Maybe he wasn't going to react half of the time but I'm not taking a chance with people And kids. With dogs I can but not with people.
I'm almost sure he won't bite meaning I'd be able to stop him in time but first, I don't want to scare anyone. And second, any reaction is a setback.
So in was hoping to have the muzzle on him that way I can just sit there and see what he does. So I can see what exactly sets him off.
It's nit easy to find a good trainer. I haven't had luck. The one I have now is a top sport competitor so I can at least be sure he knows what he's doing. But it hasn't worked out well because I can't get there often enough and he doesn't react over there.
I'm going to a club this Sunday, there's lots of dogs there and people that know what they're doing. I'm hoping I will get some answers.
For now, I'm doing what the trainer told me. Pop if I missed the reaction. But my goal is to prevent them.

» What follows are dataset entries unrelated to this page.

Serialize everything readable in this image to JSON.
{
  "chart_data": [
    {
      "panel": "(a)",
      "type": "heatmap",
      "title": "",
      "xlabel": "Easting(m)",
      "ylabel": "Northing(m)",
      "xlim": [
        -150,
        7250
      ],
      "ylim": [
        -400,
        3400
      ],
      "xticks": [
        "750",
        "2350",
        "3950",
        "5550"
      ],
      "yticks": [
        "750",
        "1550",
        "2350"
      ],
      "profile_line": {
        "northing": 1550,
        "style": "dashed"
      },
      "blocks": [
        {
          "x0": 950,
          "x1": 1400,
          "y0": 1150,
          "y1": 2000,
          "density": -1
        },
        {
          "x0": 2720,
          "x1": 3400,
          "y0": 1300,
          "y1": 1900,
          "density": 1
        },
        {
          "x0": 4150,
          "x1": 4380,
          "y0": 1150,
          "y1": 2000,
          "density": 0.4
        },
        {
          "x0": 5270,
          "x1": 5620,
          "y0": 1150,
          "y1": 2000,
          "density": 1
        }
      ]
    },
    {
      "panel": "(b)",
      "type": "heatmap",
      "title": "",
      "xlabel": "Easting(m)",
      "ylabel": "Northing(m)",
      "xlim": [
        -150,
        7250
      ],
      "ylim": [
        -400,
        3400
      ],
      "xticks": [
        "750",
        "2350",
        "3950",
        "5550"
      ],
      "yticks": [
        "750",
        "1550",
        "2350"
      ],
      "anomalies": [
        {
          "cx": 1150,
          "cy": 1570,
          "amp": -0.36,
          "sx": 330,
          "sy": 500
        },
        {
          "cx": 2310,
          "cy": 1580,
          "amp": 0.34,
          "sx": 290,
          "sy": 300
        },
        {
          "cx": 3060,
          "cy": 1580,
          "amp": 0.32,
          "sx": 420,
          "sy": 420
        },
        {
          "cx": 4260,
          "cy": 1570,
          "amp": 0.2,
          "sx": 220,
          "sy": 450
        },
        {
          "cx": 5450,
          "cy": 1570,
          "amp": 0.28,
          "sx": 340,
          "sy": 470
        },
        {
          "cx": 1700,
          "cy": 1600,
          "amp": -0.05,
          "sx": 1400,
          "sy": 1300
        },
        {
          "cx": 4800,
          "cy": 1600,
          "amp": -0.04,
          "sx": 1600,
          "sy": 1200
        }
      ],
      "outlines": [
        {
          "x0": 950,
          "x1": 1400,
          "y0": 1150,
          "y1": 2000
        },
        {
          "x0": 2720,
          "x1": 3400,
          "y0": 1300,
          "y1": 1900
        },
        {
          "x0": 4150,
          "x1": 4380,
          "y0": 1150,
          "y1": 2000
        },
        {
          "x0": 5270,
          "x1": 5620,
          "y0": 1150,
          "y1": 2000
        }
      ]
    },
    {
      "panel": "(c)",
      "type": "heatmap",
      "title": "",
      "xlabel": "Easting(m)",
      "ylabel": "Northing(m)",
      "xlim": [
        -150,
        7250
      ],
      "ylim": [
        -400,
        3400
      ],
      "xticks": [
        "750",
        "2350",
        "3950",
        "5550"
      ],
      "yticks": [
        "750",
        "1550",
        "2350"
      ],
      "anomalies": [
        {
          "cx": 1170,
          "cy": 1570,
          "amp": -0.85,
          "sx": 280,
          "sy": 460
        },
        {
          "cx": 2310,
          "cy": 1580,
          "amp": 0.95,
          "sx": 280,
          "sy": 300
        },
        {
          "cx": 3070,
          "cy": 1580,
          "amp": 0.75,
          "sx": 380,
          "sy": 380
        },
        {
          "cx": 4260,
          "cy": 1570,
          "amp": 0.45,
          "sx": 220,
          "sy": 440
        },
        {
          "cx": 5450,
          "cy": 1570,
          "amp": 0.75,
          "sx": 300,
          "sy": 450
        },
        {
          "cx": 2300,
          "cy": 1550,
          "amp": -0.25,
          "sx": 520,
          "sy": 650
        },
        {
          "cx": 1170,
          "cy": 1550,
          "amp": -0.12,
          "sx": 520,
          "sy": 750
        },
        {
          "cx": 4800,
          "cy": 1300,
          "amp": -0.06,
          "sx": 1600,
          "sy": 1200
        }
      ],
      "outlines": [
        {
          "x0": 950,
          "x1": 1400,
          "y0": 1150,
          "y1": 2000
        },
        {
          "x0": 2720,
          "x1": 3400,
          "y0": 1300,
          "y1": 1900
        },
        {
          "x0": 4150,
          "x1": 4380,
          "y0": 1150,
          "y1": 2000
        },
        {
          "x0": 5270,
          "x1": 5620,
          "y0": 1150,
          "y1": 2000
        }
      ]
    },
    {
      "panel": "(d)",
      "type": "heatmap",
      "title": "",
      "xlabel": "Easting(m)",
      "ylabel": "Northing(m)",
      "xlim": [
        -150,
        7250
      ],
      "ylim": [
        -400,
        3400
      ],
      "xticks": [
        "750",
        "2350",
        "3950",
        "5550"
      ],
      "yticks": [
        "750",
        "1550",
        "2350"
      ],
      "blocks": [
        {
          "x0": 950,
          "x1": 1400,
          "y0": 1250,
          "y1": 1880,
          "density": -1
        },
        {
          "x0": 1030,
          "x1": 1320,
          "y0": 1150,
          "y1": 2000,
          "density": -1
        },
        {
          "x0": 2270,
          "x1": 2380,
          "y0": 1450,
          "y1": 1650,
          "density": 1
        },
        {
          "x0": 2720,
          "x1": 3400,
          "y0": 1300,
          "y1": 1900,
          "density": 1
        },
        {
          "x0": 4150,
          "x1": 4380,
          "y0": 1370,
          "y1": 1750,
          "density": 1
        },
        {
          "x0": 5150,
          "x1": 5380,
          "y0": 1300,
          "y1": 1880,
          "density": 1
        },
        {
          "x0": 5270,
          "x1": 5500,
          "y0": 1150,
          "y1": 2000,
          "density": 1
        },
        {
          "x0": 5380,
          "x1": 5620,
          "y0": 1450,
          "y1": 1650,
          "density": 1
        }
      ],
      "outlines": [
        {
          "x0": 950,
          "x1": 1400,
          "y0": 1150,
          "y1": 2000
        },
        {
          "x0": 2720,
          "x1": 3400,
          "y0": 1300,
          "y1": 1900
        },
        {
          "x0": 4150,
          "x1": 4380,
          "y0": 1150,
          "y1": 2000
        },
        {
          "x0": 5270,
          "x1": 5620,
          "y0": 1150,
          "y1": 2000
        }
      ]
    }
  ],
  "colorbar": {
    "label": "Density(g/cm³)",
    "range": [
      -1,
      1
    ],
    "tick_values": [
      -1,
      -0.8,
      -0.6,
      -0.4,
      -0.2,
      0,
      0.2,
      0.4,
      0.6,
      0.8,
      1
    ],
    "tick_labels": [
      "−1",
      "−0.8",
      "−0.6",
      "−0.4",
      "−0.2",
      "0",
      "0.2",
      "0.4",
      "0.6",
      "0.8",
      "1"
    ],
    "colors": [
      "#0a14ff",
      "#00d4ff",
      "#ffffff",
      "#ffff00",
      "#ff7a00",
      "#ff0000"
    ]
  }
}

Also, if I'm able to prevent it then I praise and treat
Actually, I just watched it and it's not that bad. If I had a leash on him a pop would've stopped it.
Maybe I'm not popping in the right direction. Sometimee he ends up on his back feet and I'm yanking him, just looks bad. People are looking on in horror.
. Anyway, we are doing ok so far. I will see how tonight goes.
I'm pretty new to the training world but I do know this. If you're "pretty" sure your dog won't bite and your reasoning behind this is that you'd be quick enough to stop him I think you're mistaken.
Lol I know he's way faster than me. I mean he's on leash and I can pull him off. And He hasn't bitten yet. So I do feel pretty safe.
But I know a dog can bite at any point in their life. If I thought he can't do damage I wouldn't worry about it this much.
If I had a reactive Chihuahua I wouldn't be on the forums asking About aggression. I know he can do lots of damage or even kill before I can do anything.
Lala, there are so many times when the trainer will know (and not necessarily say) that the problem is not with the dog but the handler. It would not be uncommon if this were the case.
LOL, when I was getting my first RNs, I had a nearly perfect run with both my bitches, and when I looked at the score, one had a 90 and the other an 89. I was rocked. I asked the judge. She said, the dogs were great, I love your dogs. I want to get them a new handler. Welcome to showing in the AKC! But really, I had made the mistake. In real life -- life outside the ring, we often are the problem more so than our dog.
That's not the problem. The problem is not knowing that we are the problem. If we know that we are the problem, then we can change our approach, we can try something different. We can work at our end of the story, and help our dog build its trust in us.
I am not saying you are the problem. I am saying you may be. This does not mean you have to get rid of the dog. It means that continuing to do what you are doing is only going to make things worse. And correcting the dog when we are at fault, will not improve the dog's confidence or trust in us.
So, it is good to know. If the trainer can take the dog down the street and the dog doesn't react, then you need to work on what it is that you are communicating to the dog that the trainer is not.
Shooting the messenger won't help in any way.